Type B Aortic Dissection (TBAD) occurs seldomly in pregnancy, but has disastrous consequences for both mother and fetus. The focus of immediate surgical repair of Type A Aortic Dissection due to higher mortality of patients is less clear in its counterpart, TBAD, in which management is controversial and debated. Risk factors for TBAD include: aortic wall stress due to hypertension, previous cardiac surgery, structural abnormalities (bicuspid aortic valve, aortic coarctation), and connective tissue disorders.

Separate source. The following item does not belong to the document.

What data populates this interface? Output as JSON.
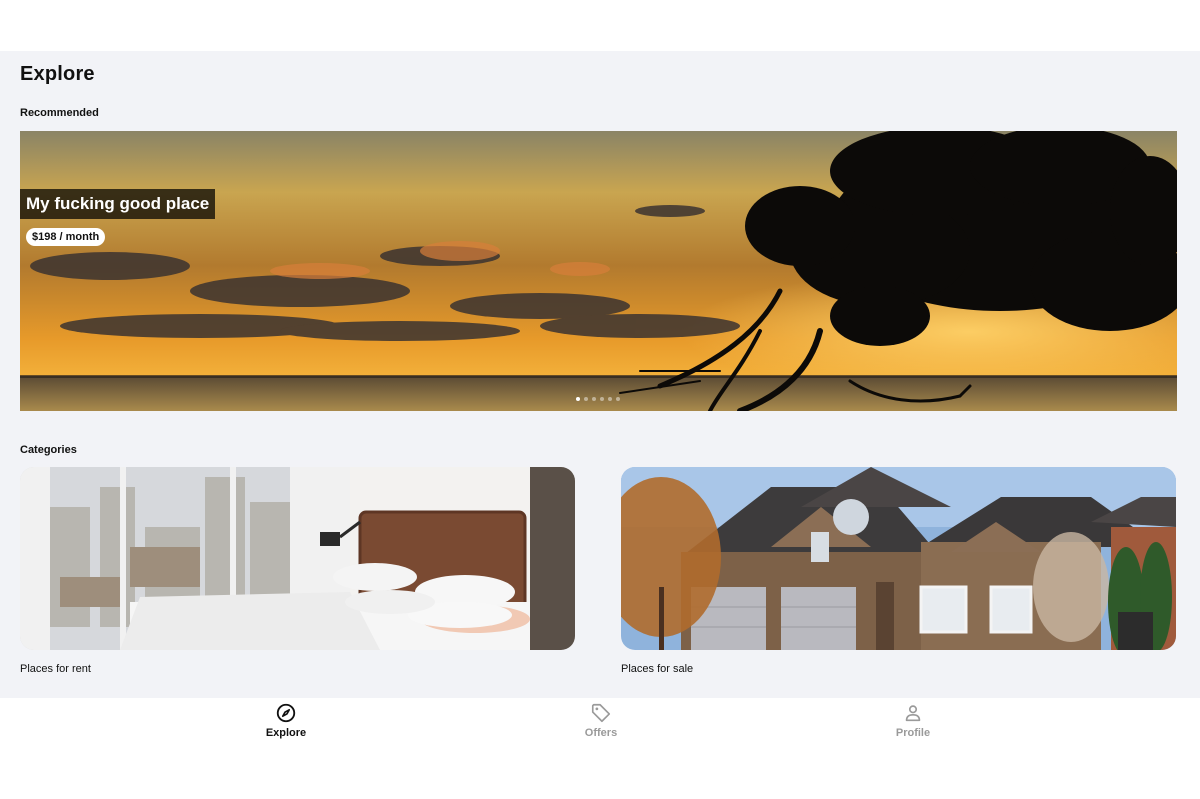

In pregnancy, pre-eclampsia is a cause of increased aortic wall stress. Management of this condition is often conservative, but this is dependent on a number of factors, including gestation, cardiovascular stability of the patient, and symptomology. In most cases, a Caesarean section prior to intervention is carried out, unless certain indications are present. Due to a scarce number of cases across decades, it is difficult to determine which management is optimal. This article collates knowledge so far on this rare event during pregnancy.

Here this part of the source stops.